The name Eric Wagner is one that is held in high esteem in my book of doom. His former band, Trouble, made a handful of classic doom metal albums, most notably 'Psalm 9' from 1984, the self-entitled album from 1990, 'Manic Frustration' from 1992 and 'Plastic Green Head' from 1995. When I saw finally saw Trouble at Wacken a few years back, I was happy as a chipmunk with a big bag of peanuts, even if this was the Kory Clarke version of the Chicago doom squad. I did wonder, of course, if the experience could have been a tad better with the original voice of the band.
Wagner does have a special voice, and of course it comes out on this first full album from Blackfinger. The single 'All The Leaves Are Brown' was released in 2011, the song also being included on the album.
A voice like that is both a blessing and a curse. Listening to the Blackfinger debut, you can't help comparing the album to Wagner's past, and you can't help looking for similarities. The similarity is very much there, because Wagner's voice is as dominating as it is, and it's difficult to see past it and take the music at face value. I constantly think of Trouble when listening to Blackfinger, that's just the way it is, even if I also acknowledge that only two or three songs actually sound very much like Trouble songs.

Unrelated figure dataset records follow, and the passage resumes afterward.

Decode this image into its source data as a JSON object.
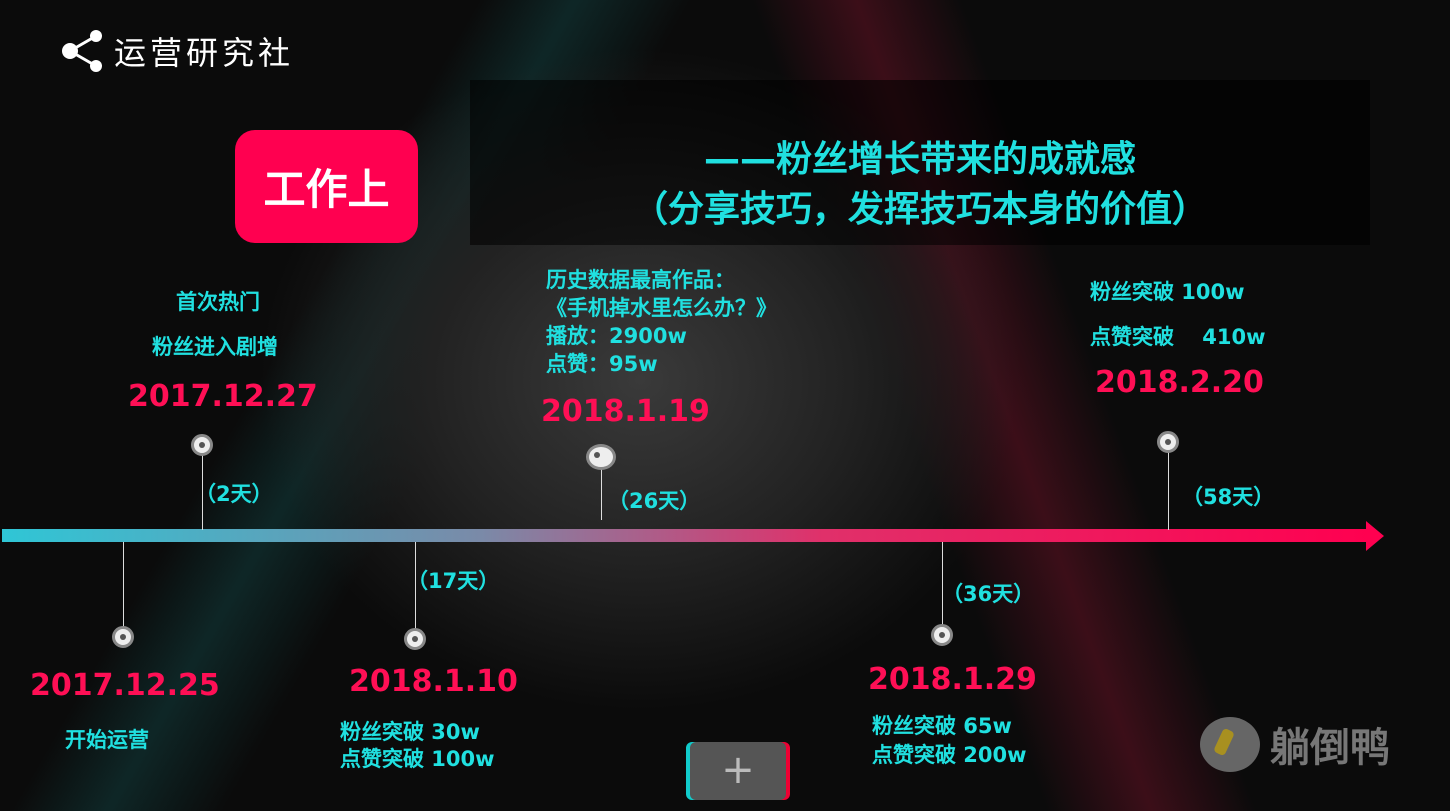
{
  "logo": {
    "icon": "share-icon",
    "text": "运营研究社"
  },
  "tag": "工作上",
  "title": {
    "line1": "——粉丝增长带来的成就感",
    "line2": "（分享技巧，发挥技巧本身的价值）"
  },
  "colors": {
    "accent_cyan": "#20e0e0",
    "accent_pink": "#ff0050"
  },
  "events": [
    {
      "date": "2017.12.25",
      "lines": [
        "开始运营"
      ]
    },
    {
      "date": "2017.12.27",
      "lines": [
        "首次热门",
        "粉丝进入剧增"
      ]
    },
    {
      "date": "2018.1.10",
      "lines": [
        "粉丝突破 30w",
        "点赞突破 100w"
      ]
    },
    {
      "date": "2018.1.19",
      "lines": [
        "历史数据最高作品：",
        "《手机掉水里怎么办？》",
        "播放：2900w",
        "点赞：95w"
      ]
    },
    {
      "date": "2018.1.29",
      "lines": [
        "粉丝突破 65w",
        "点赞突破 200w"
      ]
    },
    {
      "date": "2018.2.20",
      "lines": [
        "粉丝突破 100w",
        "点赞突破　 410w"
      ]
    }
  ],
  "durations": [
    "（2天）",
    "（17天）",
    "（26天）",
    "（36天）",
    "（58天）"
  ],
  "plus_button": "+",
  "watermark": "躺倒鸭"
}
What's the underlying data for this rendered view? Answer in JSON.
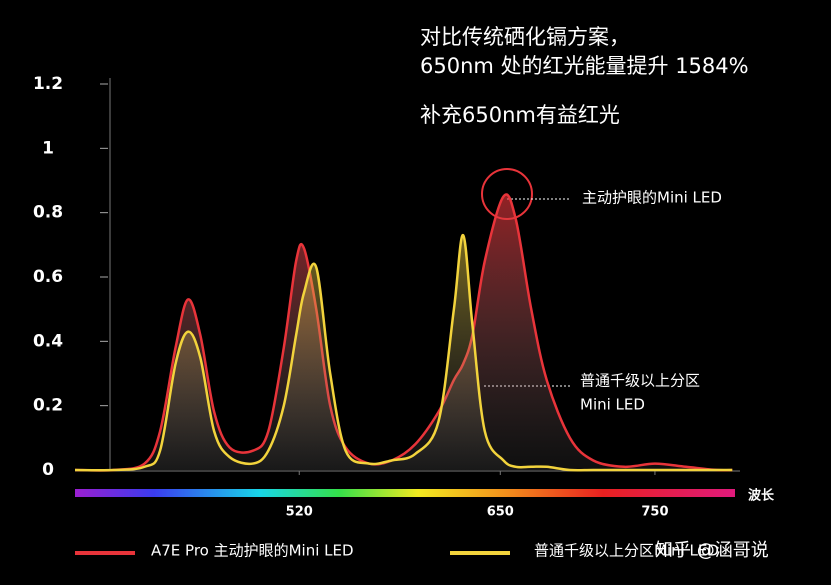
{
  "chart_data": {
    "type": "line",
    "title": [
      "对比传统硒化镉方案，",
      "650nm 处的红光能量提升 1584%"
    ],
    "subtitle": "补充650nm有益红光",
    "annotations": [
      "主动护眼的Mini LED",
      "普通千级以上分区",
      "Mini LED"
    ],
    "x_label": "波长",
    "watermark": "知乎 @涵哥说",
    "x": [
      375,
      400,
      420,
      430,
      440,
      448,
      456,
      465,
      475,
      490,
      500,
      510,
      518,
      523,
      531,
      540,
      550,
      565,
      580,
      595,
      610,
      620,
      626,
      632,
      640,
      652,
      660,
      670,
      680,
      695,
      710,
      730,
      750,
      770,
      790,
      800
    ],
    "series": [
      {
        "name": "A7E Pro 主动护眼的Mini LED",
        "color": "#e8343a",
        "values": [
          0,
          0,
          0.02,
          0.12,
          0.38,
          0.53,
          0.42,
          0.18,
          0.07,
          0.06,
          0.12,
          0.38,
          0.65,
          0.69,
          0.5,
          0.2,
          0.07,
          0.02,
          0.03,
          0.08,
          0.18,
          0.28,
          0.33,
          0.42,
          0.65,
          0.85,
          0.78,
          0.5,
          0.28,
          0.1,
          0.03,
          0.01,
          0.02,
          0.01,
          0,
          0
        ]
      },
      {
        "name": "普通千级以上分区Mini LED",
        "color": "#f2d33c",
        "values": [
          0,
          0,
          0.01,
          0.06,
          0.33,
          0.43,
          0.35,
          0.12,
          0.04,
          0.02,
          0.06,
          0.2,
          0.42,
          0.55,
          0.63,
          0.3,
          0.06,
          0.02,
          0.03,
          0.05,
          0.15,
          0.5,
          0.73,
          0.45,
          0.12,
          0.03,
          0.01,
          0.01,
          0.01,
          0,
          0,
          0,
          0,
          0,
          0,
          0
        ]
      }
    ],
    "xlim": [
      375,
      805
    ],
    "xticks": [
      520,
      650,
      750
    ],
    "ylim": [
      0,
      1.2
    ],
    "yticks": [
      0,
      0.2,
      0.4,
      0.6,
      0.8,
      1,
      1.2
    ]
  }
}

There are quite a few quiet songs on this album, and they tend to sound less Trouble than the heavier songs where the guitar sound is very close to that of the doom legends. This is the case with for example Yellowood, Here Comes the Rain and My Many Colored Days.
Again, the characteristic voice can be a blessing and a curse. Wagner's voice is an acquired taste, and I always liked it. However, that said, there are, in my humble opinion, a couple of misses on the Blackfinger album. In the song Yellowood the good old voice of doom is something I can only regard as downright out of key in a couple of (important) instances, and it kind of ruins the song for me. Later, in Till Death Do Us Part, he simply doesn't get the pitch right according to the tuning of the guitars. This is naturally a trifle disappointing for an old fan like yours truly.
Apart from that, there is a lot of beautiful, low key, melancholy material on 'Blackfinger', and this beauty and melancholy is really what drives the album. The album opener, I Am Jon, is an astonishing piece and quite frankly worth all the money if you consider purchasing this album.
In sum, the debut from legendary doom voice Eric Wagner's new band, Blackfinger, isn't as powerful in its entirety as one could have hoped for, but it certainly has beautiful moments full of appropriate amounts of melancholy. Go check it out.